I will say it, then: Abortion is wrong. Aborting a baby today is no different than what Pharaoh 1 did.
Brothers and sisters in Christ, you and I cannot remain silent on this issue any longer. Men, you do have a right to speak up, to stand up for the innocent children being murdered every second of every day. We have to speak up and stop this from happening—to do what we can to save as many babies as possible, just like Moses’ mother saved him. We cannot just stay silent for fear of offending people, not when it comes to babies’ lives.
And if you’re thinking about abortion, don’t listen to all the fear and the rhetoric of what people tell you—that the child will grow up poor, or that it’ll have a horrible life.
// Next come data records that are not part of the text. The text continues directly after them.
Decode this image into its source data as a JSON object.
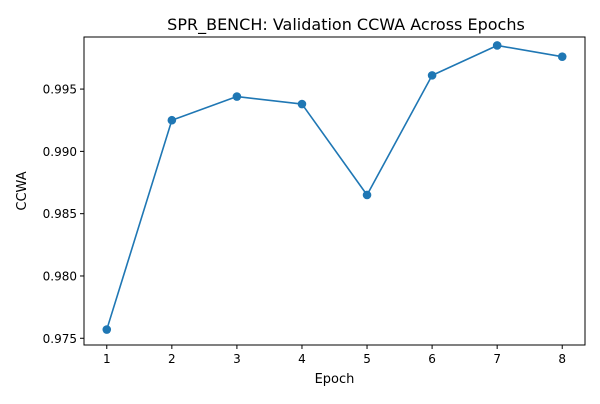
{
  "chart_data": {
    "type": "line",
    "title": "SPR_BENCH: Validation CCWA Across Epochs",
    "xlabel": "Epoch",
    "ylabel": "CCWA",
    "x": [
      1,
      2,
      3,
      4,
      5,
      6,
      7,
      8
    ],
    "series": [
      {
        "values": [
          0.9757,
          0.9925,
          0.9944,
          0.9938,
          0.9865,
          0.9961,
          0.9985,
          0.9976
        ],
        "color": "#1f77b4",
        "marker": "circle"
      }
    ],
    "xticks": [
      "1",
      "2",
      "3",
      "4",
      "5",
      "6",
      "7",
      "8"
    ],
    "yticks": [
      {
        "value": 0.975,
        "label": "0.975"
      },
      {
        "value": 0.98,
        "label": "0.980"
      },
      {
        "value": 0.985,
        "label": "0.985"
      },
      {
        "value": 0.99,
        "label": "0.990"
      },
      {
        "value": 0.995,
        "label": "0.995"
      }
    ],
    "xlim": [
      0.65,
      8.35
    ],
    "ylim": [
      0.97446,
      0.99918
    ],
    "grid": false,
    "legend": "none"
  }
}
You may be homeless and not have even a penny to your name, but God promises in His Word to provide. He cares for the lilies and the birds, how much more will He care for you and me? Just because you can’t provide a good life does not mean that murdering your baby is an answer. It isn’t. That’s just murder—cold, blooded murder, no different than pharaoh 1. There are other options for you and many organizations who seek to help stop abortion and help mothers provide by giving mothers alternatives. Read all about them here.
And if you’re a mother who has already had an abortion, it isn’t too late to seek forgiveness. God promises to cast our sin as far as the east is from the west, and Jesus died and rose again to save all of us. You have a chance to be forgiven, to heal from your grief (which is very real). You are not alone; many mothers struggle with grief, guilt, and shame after an abortion, and what you’re going through should never be ignored. If you have had an abortion—or are a man who either went along with the abortion, insisted on it, or didn’t know about it—there is a Christian organization called Focus on the Family who has helped many others who have gone through the same thing you have. Visit their website to find out more information.
Just a short disclaimer here: I am not including these links to promote anything and I’m not making money from affiliate links or anything like that. I genuinely want to help those who are considering having an abortion or women and men who have already had one.
Don’t be like Pharaoh 1. His legacy is, what? The murder of countless innocent Hebrew infant boys. The legacy of this country is over 30 million babies aborted this year alone.
You and I need to speak out and to whatever we can to stop this.